Silently, he offers me a seat at the table, and Marie brings out the platters of food with a smug smile in my direction. “Anything else, Master Kingsley?” she asks Gracin.

“Thank you, that will be all. See that we aren’t disturbed.”

I help myself to the steak and salad as he watches. After weeks of bland hospital-like food, my mouth waters at the mere sight. I keep my mouth full so I don’t have to talk to him, but it doesn’t bother him in the slightest. He doesn’t eat, just watches, still with the curious expression on his face.

“Why didn’t you tell them anything?” he asks when I’ve finally cleared my plate.

As I reach for seconds, I consider the man across from me. The dressings may have changed, but the air of brutality sure hasn’t. He’s violence wrapped in a pretty bow. Danger made to shine. Only instead of the prison jumpsuit, his warning label is an Armani suit and a Rolex. Money is power, but on him, it’s also lethal.

“They only would have killed me faster,” I tell him as I take a bite.

“Some people would prefer a quicker death,” he says.

“Some people are also cowards.”

He chuckles, surprising me. “I guess we both know you’re far from a coward.”

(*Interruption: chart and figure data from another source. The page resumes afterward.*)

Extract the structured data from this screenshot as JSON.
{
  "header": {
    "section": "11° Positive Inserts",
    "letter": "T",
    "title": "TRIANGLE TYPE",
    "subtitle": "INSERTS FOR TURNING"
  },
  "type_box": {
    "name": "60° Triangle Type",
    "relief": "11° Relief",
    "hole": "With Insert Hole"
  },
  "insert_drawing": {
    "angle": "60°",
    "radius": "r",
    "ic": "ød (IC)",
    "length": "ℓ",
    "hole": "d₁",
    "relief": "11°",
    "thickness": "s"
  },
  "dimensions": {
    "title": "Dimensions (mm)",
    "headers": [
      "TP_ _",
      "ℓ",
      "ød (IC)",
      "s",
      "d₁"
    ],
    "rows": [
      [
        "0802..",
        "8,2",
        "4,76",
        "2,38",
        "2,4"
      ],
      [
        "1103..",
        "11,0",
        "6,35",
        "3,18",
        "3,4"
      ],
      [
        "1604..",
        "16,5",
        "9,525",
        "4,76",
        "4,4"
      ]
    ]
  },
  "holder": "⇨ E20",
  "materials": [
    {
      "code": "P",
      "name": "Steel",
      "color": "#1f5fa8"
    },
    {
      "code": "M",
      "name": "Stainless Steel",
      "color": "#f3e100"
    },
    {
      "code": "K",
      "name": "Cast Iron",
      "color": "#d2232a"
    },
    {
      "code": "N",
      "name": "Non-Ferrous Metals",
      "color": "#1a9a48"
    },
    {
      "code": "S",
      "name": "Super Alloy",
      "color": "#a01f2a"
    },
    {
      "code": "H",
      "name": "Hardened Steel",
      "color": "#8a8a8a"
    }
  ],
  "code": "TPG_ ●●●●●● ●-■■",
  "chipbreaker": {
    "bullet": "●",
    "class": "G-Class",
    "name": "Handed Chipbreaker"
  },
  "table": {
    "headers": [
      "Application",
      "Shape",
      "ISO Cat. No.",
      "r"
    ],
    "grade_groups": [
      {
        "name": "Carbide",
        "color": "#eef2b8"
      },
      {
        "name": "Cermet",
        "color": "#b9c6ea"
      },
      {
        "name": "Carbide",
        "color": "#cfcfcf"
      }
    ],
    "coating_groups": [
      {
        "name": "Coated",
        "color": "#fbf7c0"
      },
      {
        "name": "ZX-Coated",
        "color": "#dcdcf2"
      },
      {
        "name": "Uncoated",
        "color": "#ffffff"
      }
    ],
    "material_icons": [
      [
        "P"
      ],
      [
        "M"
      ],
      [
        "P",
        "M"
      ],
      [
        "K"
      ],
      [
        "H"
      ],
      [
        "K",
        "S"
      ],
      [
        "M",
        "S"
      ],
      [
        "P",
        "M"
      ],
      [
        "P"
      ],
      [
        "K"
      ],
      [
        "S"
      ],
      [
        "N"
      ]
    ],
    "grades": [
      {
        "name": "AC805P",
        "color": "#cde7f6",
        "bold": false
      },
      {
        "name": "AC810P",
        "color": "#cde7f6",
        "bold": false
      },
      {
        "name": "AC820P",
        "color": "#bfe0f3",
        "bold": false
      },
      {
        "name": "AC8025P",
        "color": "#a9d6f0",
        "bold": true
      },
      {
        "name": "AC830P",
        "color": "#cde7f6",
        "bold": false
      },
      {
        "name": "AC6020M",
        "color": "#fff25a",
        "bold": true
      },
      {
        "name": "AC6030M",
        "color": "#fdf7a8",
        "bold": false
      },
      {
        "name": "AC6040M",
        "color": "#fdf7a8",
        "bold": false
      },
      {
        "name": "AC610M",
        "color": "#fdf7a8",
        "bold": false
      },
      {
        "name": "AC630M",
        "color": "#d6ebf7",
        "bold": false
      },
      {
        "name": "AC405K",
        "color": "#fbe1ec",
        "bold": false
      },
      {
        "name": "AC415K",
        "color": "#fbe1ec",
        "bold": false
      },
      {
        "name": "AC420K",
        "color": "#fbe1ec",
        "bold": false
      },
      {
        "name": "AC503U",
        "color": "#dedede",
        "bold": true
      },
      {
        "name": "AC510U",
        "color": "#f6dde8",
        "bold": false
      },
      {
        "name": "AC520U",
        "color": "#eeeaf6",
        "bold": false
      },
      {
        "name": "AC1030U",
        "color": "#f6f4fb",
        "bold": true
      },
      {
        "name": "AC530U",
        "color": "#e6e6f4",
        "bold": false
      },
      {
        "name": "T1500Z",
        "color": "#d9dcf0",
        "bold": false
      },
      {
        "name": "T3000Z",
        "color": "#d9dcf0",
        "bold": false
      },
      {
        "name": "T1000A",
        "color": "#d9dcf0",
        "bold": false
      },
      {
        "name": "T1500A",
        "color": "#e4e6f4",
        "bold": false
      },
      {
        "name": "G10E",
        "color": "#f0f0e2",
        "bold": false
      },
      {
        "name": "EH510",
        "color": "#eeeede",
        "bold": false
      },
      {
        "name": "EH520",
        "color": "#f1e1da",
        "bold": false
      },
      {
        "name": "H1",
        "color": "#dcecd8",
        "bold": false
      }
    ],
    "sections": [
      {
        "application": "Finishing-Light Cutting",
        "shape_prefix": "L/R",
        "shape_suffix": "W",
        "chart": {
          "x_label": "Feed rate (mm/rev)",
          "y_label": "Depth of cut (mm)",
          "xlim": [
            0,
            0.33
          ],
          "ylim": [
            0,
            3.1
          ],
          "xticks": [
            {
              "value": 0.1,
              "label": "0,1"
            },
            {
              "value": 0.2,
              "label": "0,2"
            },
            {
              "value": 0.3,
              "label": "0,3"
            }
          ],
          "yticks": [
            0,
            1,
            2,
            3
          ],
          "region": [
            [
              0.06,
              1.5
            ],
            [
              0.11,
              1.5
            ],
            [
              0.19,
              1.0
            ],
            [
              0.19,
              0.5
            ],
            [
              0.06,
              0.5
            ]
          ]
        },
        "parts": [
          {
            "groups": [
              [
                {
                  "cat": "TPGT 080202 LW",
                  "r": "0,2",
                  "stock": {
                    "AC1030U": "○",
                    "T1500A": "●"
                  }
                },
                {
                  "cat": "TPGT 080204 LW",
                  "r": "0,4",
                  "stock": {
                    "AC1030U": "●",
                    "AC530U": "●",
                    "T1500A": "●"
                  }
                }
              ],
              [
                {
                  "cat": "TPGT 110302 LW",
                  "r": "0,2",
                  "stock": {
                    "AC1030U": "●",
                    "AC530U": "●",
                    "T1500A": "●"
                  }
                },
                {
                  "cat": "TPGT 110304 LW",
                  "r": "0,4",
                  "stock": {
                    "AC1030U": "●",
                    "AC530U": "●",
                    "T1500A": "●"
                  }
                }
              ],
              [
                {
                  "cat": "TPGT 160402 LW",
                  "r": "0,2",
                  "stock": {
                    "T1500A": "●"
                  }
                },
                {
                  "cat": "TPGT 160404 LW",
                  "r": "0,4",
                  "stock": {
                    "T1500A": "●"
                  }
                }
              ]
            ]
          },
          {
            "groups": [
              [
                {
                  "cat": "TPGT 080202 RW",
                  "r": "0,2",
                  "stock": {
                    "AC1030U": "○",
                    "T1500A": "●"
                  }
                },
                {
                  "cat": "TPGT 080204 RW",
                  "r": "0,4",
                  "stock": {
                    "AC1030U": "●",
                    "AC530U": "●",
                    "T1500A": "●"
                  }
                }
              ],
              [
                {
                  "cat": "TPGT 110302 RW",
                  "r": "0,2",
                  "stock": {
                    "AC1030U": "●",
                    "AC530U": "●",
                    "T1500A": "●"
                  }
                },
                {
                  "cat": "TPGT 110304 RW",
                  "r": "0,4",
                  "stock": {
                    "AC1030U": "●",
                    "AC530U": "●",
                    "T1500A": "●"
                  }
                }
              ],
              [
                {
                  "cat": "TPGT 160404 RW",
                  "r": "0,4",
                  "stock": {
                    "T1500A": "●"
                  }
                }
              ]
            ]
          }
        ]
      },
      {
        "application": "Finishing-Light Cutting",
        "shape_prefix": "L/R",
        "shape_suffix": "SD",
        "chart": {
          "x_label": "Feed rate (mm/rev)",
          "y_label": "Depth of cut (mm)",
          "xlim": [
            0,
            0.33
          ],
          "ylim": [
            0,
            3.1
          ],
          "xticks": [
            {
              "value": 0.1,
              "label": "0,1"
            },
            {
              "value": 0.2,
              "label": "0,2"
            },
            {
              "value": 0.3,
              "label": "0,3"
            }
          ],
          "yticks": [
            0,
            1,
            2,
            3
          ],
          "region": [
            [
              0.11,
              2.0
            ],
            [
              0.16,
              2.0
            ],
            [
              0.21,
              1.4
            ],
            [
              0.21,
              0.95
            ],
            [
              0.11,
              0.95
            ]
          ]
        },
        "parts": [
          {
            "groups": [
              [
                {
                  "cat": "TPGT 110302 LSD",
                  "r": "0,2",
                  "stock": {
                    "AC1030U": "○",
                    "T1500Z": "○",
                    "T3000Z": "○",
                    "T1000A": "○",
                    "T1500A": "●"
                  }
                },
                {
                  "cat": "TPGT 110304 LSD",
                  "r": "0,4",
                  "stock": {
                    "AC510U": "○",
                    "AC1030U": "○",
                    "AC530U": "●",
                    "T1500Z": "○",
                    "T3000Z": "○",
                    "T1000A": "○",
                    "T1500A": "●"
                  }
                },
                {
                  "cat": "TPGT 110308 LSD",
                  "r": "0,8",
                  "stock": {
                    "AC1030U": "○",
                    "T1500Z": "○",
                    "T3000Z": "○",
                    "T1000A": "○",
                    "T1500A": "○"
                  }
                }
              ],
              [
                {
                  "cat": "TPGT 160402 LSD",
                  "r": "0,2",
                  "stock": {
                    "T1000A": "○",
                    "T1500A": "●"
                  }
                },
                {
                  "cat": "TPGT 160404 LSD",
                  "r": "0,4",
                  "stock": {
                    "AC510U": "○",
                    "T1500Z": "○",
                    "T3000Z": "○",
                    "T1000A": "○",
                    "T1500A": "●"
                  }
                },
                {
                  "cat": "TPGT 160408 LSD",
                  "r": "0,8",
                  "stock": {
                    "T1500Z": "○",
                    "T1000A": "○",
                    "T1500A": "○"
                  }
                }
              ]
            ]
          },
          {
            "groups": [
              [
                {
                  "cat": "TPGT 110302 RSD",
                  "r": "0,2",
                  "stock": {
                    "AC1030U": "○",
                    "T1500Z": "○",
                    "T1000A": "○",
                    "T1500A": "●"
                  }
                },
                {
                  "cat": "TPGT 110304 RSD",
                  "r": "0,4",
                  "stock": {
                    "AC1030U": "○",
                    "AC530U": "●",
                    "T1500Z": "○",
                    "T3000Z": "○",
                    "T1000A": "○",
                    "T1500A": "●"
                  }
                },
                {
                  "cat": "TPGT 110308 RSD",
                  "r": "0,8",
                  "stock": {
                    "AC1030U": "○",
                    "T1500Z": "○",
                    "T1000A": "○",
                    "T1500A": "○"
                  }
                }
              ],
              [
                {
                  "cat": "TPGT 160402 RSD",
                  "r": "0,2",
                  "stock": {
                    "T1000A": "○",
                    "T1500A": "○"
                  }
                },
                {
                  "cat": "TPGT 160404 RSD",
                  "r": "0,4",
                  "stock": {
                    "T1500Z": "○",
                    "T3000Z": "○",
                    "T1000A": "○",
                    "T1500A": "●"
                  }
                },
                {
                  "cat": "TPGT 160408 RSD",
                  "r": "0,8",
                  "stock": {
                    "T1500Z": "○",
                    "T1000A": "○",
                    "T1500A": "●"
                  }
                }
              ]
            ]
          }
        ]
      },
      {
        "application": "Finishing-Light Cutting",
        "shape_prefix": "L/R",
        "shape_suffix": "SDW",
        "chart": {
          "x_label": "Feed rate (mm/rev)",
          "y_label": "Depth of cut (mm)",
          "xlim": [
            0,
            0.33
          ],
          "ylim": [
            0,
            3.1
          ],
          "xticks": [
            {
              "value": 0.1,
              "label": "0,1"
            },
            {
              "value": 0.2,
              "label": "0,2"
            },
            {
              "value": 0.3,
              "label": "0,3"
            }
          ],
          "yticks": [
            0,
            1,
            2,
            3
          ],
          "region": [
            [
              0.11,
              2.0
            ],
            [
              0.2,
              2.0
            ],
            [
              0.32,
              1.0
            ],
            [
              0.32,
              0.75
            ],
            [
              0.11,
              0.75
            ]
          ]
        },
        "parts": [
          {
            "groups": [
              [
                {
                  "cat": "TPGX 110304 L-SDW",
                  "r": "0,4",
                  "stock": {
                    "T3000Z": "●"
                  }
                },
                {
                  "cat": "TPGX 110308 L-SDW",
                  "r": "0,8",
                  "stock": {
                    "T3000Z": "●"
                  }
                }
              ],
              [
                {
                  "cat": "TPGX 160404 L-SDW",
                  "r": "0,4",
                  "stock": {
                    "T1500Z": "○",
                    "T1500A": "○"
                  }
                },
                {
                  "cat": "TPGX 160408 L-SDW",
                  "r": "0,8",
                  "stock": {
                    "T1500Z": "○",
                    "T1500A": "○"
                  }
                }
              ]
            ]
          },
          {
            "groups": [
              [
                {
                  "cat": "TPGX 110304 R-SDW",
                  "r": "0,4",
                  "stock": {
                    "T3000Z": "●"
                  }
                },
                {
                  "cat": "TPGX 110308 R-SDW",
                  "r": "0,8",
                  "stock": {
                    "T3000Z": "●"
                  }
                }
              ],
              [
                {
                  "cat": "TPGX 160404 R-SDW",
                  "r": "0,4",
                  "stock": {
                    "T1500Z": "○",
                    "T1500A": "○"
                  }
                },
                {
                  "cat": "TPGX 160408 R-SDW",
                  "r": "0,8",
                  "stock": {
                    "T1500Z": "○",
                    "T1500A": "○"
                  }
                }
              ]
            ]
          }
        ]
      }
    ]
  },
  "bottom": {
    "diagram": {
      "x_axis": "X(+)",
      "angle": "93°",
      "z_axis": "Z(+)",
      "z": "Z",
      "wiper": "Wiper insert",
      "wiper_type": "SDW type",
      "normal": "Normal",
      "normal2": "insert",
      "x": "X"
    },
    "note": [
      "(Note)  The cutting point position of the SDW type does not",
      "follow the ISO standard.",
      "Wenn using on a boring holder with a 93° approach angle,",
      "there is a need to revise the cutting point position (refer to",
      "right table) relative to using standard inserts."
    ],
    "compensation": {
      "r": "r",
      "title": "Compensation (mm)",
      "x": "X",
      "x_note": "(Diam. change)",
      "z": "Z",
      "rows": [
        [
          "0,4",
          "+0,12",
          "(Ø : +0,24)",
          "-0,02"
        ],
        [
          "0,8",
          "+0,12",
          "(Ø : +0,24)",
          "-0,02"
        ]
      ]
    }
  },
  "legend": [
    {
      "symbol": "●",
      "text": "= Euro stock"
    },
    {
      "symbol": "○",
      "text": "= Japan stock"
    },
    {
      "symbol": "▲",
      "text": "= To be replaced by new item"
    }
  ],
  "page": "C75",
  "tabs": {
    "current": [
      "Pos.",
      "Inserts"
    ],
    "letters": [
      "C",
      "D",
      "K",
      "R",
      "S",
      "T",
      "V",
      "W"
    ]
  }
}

“Are you going to tell me who they are? I think you owe me at least that.”

He leans back in his chair, his legs spread and his hands resting on his thighs. Posed that way, he owns every syllable of his nickname.

“Telling you any more than you already know will only put you in more danger.”

The rope. The blood. My murdered child would say otherwise. “I’d rather know what I’m involved in than be in the dark. Besides, it’s about time you tried honesty for a change.”